Aynı hayatları ayrı ayrı yaşayan insanlarız. Kentlerden, beton yığınlarından, motor seslerinden sıkılmış ve her sabah aynı dağınık çarşaflardan uyanıp hayata-dünyaya tutunmaya, bir dal elde etmeye çalışan aciz beden sahipleriyiz. Saniye saniye ölüme koşuyoruz. Ölümün bize olan yakınlığını görmek için, yoğun bakım pervazlarına, kabirlere, morg önlerine koşuşturmuyoruz. Bir göz çarpması olsa, yetecek oysa ölümün bize ne kadar yakın olduğunu göstermek için. Soluksuz bir şekilde dünyaya kapılıp gidiyoruz. Yakamıza ve paçalarımıza yapışan milyonlarca hayallerimiz ve hedeflerimiz var. Bunun içinde ölümün yeri, okyanusta bir katre belki. Hatırlamıyoruz, unutuyoruz.

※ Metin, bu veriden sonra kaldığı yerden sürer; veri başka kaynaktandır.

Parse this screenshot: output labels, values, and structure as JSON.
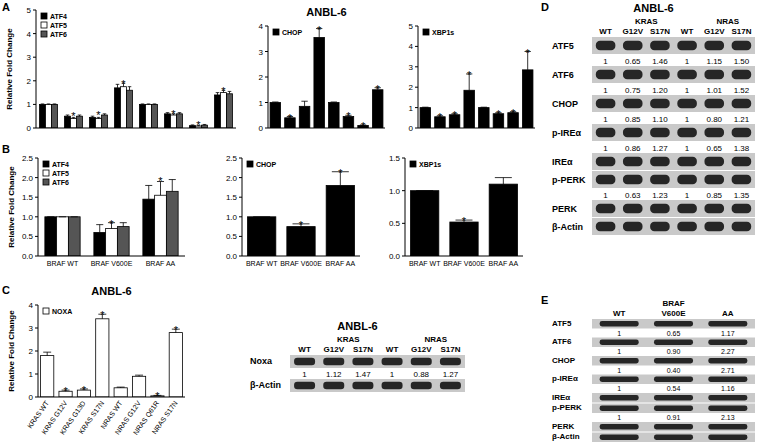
{
  "panel_labels": [
    "A",
    "B",
    "C",
    "D",
    "E"
  ],
  "chart_data": [
    {
      "type": "bar",
      "categories": [
        null,
        null,
        null,
        null,
        null,
        null,
        null,
        null
      ],
      "series": [
        {
          "name": "ATF4",
          "color": "#000000",
          "values": [
            1,
            0.5,
            0.45,
            1.7,
            1,
            0.6,
            0.1,
            1.4
          ],
          "errors": [
            0.02,
            0.05,
            0.05,
            0.15,
            0.02,
            0.05,
            0.03,
            0.1
          ]
        },
        {
          "name": "ATF5",
          "color": "#ffffff",
          "values": [
            1,
            0.4,
            0.4,
            1.75,
            1,
            0.55,
            0.08,
            1.5
          ],
          "errors": [
            0.02,
            0.05,
            0.05,
            0.15,
            0.02,
            0.05,
            0.03,
            0.1
          ]
        },
        {
          "name": "ATF6",
          "color": "#555555",
          "values": [
            1,
            0.5,
            0.55,
            1.6,
            1,
            0.6,
            0.12,
            1.45
          ],
          "errors": [
            0.02,
            0.05,
            0.05,
            0.15,
            0.02,
            0.05,
            0.03,
            0.1
          ]
        }
      ],
      "ylim": [
        0,
        5
      ],
      "yticks": [
        0,
        1,
        2,
        3,
        4,
        5
      ],
      "y_label": "Relative Fold Change",
      "legend": "upper left",
      "tick_labels": "y",
      "significance_mark": "*",
      "significant": [
        1,
        2,
        3,
        5,
        6,
        7
      ]
    },
    {
      "type": "bar",
      "title": "ANBL-6",
      "categories": [
        null,
        null,
        null,
        null,
        null,
        null,
        null,
        null
      ],
      "series": [
        {
          "name": "CHOP",
          "color": "#000000",
          "values": [
            1,
            0.4,
            0.85,
            3.55,
            1,
            0.45,
            0.1,
            1.5
          ],
          "errors": [
            0.02,
            0.05,
            0.2,
            0.35,
            0.02,
            0.05,
            0.02,
            0.08
          ]
        }
      ],
      "ylim": [
        0,
        4
      ],
      "yticks": [
        0,
        1,
        2,
        3,
        4
      ],
      "legend": "upper left",
      "tick_labels": "y",
      "significance_mark": "*",
      "significant": [
        1,
        3,
        5,
        6,
        7
      ]
    },
    {
      "type": "bar",
      "categories": [
        null,
        null,
        null,
        null,
        null,
        null,
        null,
        null
      ],
      "series": [
        {
          "name": "XBP1s",
          "color": "#000000",
          "values": [
            1,
            0.55,
            0.65,
            1.85,
            1,
            0.7,
            0.75,
            2.85
          ],
          "errors": [
            0.02,
            0.05,
            0.05,
            0.8,
            0.02,
            0.05,
            0.05,
            0.9
          ]
        }
      ],
      "ylim": [
        0,
        5
      ],
      "yticks": [
        0,
        1,
        2,
        3,
        4,
        5
      ],
      "legend": "upper left",
      "tick_labels": "y",
      "significance_mark": "*",
      "significant": [
        1,
        2,
        3,
        5,
        6,
        7
      ]
    },
    {
      "type": "bar",
      "categories": [
        "BRAF WT",
        "BRAF V600E",
        "BRAF AA"
      ],
      "series": [
        {
          "name": "ATF4",
          "color": "#000000",
          "values": [
            1,
            0.6,
            1.45
          ],
          "errors": [
            0,
            0.2,
            0.35
          ]
        },
        {
          "name": "ATF5",
          "color": "#ffffff",
          "values": [
            1,
            0.7,
            1.55
          ],
          "errors": [
            0,
            0.15,
            0.35
          ]
        },
        {
          "name": "ATF6",
          "color": "#555555",
          "values": [
            1,
            0.75,
            1.65
          ],
          "errors": [
            0,
            0.1,
            0.3
          ]
        }
      ],
      "ylim": [
        0,
        2.5
      ],
      "yticks": [
        {
          "value": 0,
          "label": "0.0"
        },
        {
          "value": 0.5,
          "label": "0.5"
        },
        {
          "value": 1,
          "label": "1.0"
        },
        {
          "value": 1.5,
          "label": "1.5"
        },
        {
          "value": 2,
          "label": "2.0"
        },
        {
          "value": 2.5,
          "label": "2.5"
        }
      ],
      "y_label": "Relative Fold Change",
      "legend": "upper left",
      "significance_mark": "*",
      "significant": [
        1,
        2
      ]
    },
    {
      "type": "bar",
      "categories": [
        "BRAF WT",
        "BRAF V600E",
        "BRAF AA"
      ],
      "series": [
        {
          "name": "CHOP",
          "color": "#000000",
          "values": [
            1,
            0.75,
            1.8
          ],
          "errors": [
            0,
            0.07,
            0.35
          ]
        }
      ],
      "ylim": [
        0,
        2.5
      ],
      "yticks": [
        {
          "value": 0,
          "label": "0.0"
        },
        {
          "value": 0.5,
          "label": "0.5"
        },
        {
          "value": 1,
          "label": "1.0"
        },
        {
          "value": 1.5,
          "label": "1.5"
        },
        {
          "value": 2,
          "label": "2.0"
        },
        {
          "value": 2.5,
          "label": "2.5"
        }
      ],
      "legend": "upper left",
      "significance_mark": "*",
      "significant": [
        1,
        2
      ]
    },
    {
      "type": "bar",
      "categories": [
        "BRAF WT",
        "BRAF V600E",
        "BRAF AA"
      ],
      "series": [
        {
          "name": "XBP1s",
          "color": "#000000",
          "values": [
            1,
            0.52,
            1.1
          ],
          "errors": [
            0,
            0.03,
            0.1
          ]
        }
      ],
      "ylim": [
        0,
        1.5
      ],
      "yticks": [
        {
          "value": 0,
          "label": "0.0"
        },
        {
          "value": 0.5,
          "label": "0.5"
        },
        {
          "value": 1,
          "label": "1.0"
        },
        {
          "value": 1.5,
          "label": "1.5"
        }
      ],
      "legend": "upper left",
      "significance_mark": "*",
      "significant": [
        1
      ]
    },
    {
      "type": "bar",
      "title": "ANBL-6",
      "categories": [
        "KRAS WT",
        "KRAS G12V",
        "KRAS G13D",
        "KRAS S17N",
        "NRAS WT",
        "NRAS G12V",
        "NRAS Q61R",
        "NRAS S17N"
      ],
      "series": [
        {
          "name": "NOXA",
          "color": "#ffffff",
          "values": [
            1.8,
            0.25,
            0.3,
            3.4,
            0.4,
            0.9,
            0.05,
            2.8
          ],
          "errors": [
            0.15,
            0.05,
            0.05,
            0.2,
            0.03,
            0.05,
            0.02,
            0.15
          ]
        }
      ],
      "ylim": [
        0,
        4
      ],
      "yticks": [
        0,
        1,
        2,
        3,
        4
      ],
      "y_label": "Relative Fold Change",
      "legend": "upper left",
      "significance_mark": "*",
      "significant": [
        1,
        2,
        3,
        6,
        7
      ]
    }
  ],
  "blots": [
    {
      "title": "ANBL-6",
      "groups": [
        {
          "label": "KRAS",
          "columns": [
            1,
            2
          ]
        },
        {
          "label": "NRAS",
          "columns": [
            4,
            5
          ]
        }
      ],
      "columns": [
        "WT",
        "G12V",
        "S17N",
        "WT",
        "G12V",
        "S17N"
      ],
      "rows": [
        {
          "label": "Noxa",
          "values": [
            "1",
            "1.12",
            "1.47",
            "1",
            "0.88",
            "1.27"
          ]
        },
        {
          "label": "β-Actin"
        }
      ]
    },
    {
      "title": "ANBL-6",
      "groups": [
        {
          "label": "KRAS",
          "columns": [
            1,
            2
          ]
        },
        {
          "label": "NRAS",
          "columns": [
            4,
            5
          ]
        }
      ],
      "columns": [
        "WT",
        "G12V",
        "S17N",
        "WT",
        "G12V",
        "S17N"
      ],
      "rows": [
        {
          "label": "ATF5",
          "values": [
            "1",
            "0.65",
            "1.46",
            "1",
            "1.15",
            "1.50"
          ]
        },
        {
          "label": "ATF6",
          "values": [
            "1",
            "0.75",
            "1.20",
            "1",
            "1.01",
            "1.52"
          ]
        },
        {
          "label": "CHOP",
          "values": [
            "1",
            "0.85",
            "1.10",
            "1",
            "0.80",
            "1.21"
          ]
        },
        {
          "label": "p-IREα",
          "values": [
            "1",
            "0.86",
            "1.27",
            "1",
            "0.65",
            "1.38"
          ]
        },
        {
          "label": "IREα"
        },
        {
          "label": "p-PERK",
          "values": [
            "1",
            "0.63",
            "1.23",
            "1",
            "0.85",
            "1.35"
          ]
        },
        {
          "label": "PERK"
        },
        {
          "label": "β-Actin"
        }
      ]
    },
    {
      "groups": [
        {
          "label": "BRAF",
          "columns": [
            1
          ]
        }
      ],
      "columns": [
        "WT",
        "V600E",
        "AA"
      ],
      "rows": [
        {
          "label": "ATF5",
          "values": [
            "1",
            "0.65",
            "1.17"
          ]
        },
        {
          "label": "ATF6",
          "values": [
            "1",
            "0.90",
            "2.27"
          ]
        },
        {
          "label": "CHOP",
          "values": [
            "1",
            "0.40",
            "2.71"
          ]
        },
        {
          "label": "p-IREα",
          "values": [
            "1",
            "0.54",
            "1.16"
          ]
        },
        {
          "label": "IREα"
        },
        {
          "label": "p-PERK",
          "values": [
            "1",
            "0.91",
            "2.13"
          ]
        },
        {
          "label": "PERK"
        },
        {
          "label": "β-Actin"
        }
      ]
    }
  ]
}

Unuttuk “seninki senin, benimki de senin” dediğimiz günleri. Her şey bizim oluversin istedik. Eşyaların teferruatlarına o kadar daldık ki şu yer kürede, hakikatteki “ne sen varsın, ne de ben” gerçeği yok olup gitti.
Sonra Nuh da gitti ama tufân hep içimizde.